= Kult Player's Companion =

Kult Player's Companion is a 1996 role-playing game supplement published by Metropolis Ltd for Kult.

==Contents==
Kult Player's Companion is a supplement in which support is provided to players for character creation, offering a range of new archetypes, advantages, disadvantages, dark secrets, and skills, along with advice for players looking to deepen their roleplaying experience. While it does not divulge any metaphysical and conspiratorial secrets, the book conveys the unsettling tone of the game through a series of short stories. Visually, it features most interior artwork than earlier supplements and a brown cover with a blood-smeared collage. The new content includes a diverse spread of skills, from "city/area secrets" to skills such as "agronomy" and "erotica." Archetypes range from asylum escapees and fugitives, or playing Children of the Night, and a detailed martial arts section.

==Publication history==
Shannon Appelcline explained that Target Games ended their Swedish-language production of Kult in 1994, leaving Metropolis to publish the last of their books, but Metropolis lacked additional material: "Fortunately, Target was willing to step back up and started producing new English language material.

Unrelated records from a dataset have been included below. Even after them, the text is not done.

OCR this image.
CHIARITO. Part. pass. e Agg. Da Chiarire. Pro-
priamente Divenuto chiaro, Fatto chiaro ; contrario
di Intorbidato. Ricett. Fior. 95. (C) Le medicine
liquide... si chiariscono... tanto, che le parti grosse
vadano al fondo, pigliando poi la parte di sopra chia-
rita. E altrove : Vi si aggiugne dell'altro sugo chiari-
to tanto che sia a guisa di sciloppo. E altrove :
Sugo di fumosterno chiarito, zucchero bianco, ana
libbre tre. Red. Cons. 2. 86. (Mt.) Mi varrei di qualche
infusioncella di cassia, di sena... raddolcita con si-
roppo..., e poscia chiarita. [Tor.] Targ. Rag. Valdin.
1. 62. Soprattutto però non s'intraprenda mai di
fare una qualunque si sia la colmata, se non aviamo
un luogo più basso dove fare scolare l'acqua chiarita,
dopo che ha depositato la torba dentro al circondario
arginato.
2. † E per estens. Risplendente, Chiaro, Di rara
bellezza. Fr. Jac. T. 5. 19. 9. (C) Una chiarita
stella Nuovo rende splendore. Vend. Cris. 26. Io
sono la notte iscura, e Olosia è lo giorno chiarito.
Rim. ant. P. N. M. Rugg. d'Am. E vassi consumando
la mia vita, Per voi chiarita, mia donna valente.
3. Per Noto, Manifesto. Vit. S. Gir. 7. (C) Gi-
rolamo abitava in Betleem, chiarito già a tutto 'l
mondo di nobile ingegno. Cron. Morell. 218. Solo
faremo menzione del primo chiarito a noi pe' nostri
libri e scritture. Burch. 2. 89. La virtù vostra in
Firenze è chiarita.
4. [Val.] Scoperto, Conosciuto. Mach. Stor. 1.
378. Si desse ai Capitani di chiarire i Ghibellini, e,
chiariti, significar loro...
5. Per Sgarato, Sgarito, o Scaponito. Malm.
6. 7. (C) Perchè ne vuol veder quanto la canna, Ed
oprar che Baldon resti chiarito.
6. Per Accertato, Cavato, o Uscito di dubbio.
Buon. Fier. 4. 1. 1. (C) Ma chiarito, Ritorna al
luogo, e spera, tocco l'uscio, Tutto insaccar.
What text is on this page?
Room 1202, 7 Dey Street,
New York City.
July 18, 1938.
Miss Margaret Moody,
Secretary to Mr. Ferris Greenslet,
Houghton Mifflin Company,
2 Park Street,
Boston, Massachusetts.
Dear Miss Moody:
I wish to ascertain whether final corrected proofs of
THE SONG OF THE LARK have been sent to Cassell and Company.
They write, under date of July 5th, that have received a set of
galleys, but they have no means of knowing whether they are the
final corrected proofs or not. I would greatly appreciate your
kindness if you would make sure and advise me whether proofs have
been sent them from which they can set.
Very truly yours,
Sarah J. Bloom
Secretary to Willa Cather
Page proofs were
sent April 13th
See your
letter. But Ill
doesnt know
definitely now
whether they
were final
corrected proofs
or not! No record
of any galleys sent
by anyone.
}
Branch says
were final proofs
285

Metropolis staffers Terry Amthor and James Estes contributed some of the new material published that year, such as the Kult Player's Companion (1996), while Gunilla Jonsson and Michael Petersen returned with other new material such as Heart, Mind, and Soul (1996) - a book about magic that would soon become a foundation of the second edition's rules."

==Reception==
Lucya Szachnowski reviewed Kult Player's Companion for Arcane magazine, rating it a 7 out of 10 overall, and stated that "Unlike Player's Guides for some horror systems, which manage to give away vital background secrets and often contain material more useful for refs than players, the Kult Player's Companion is exactly what its name says."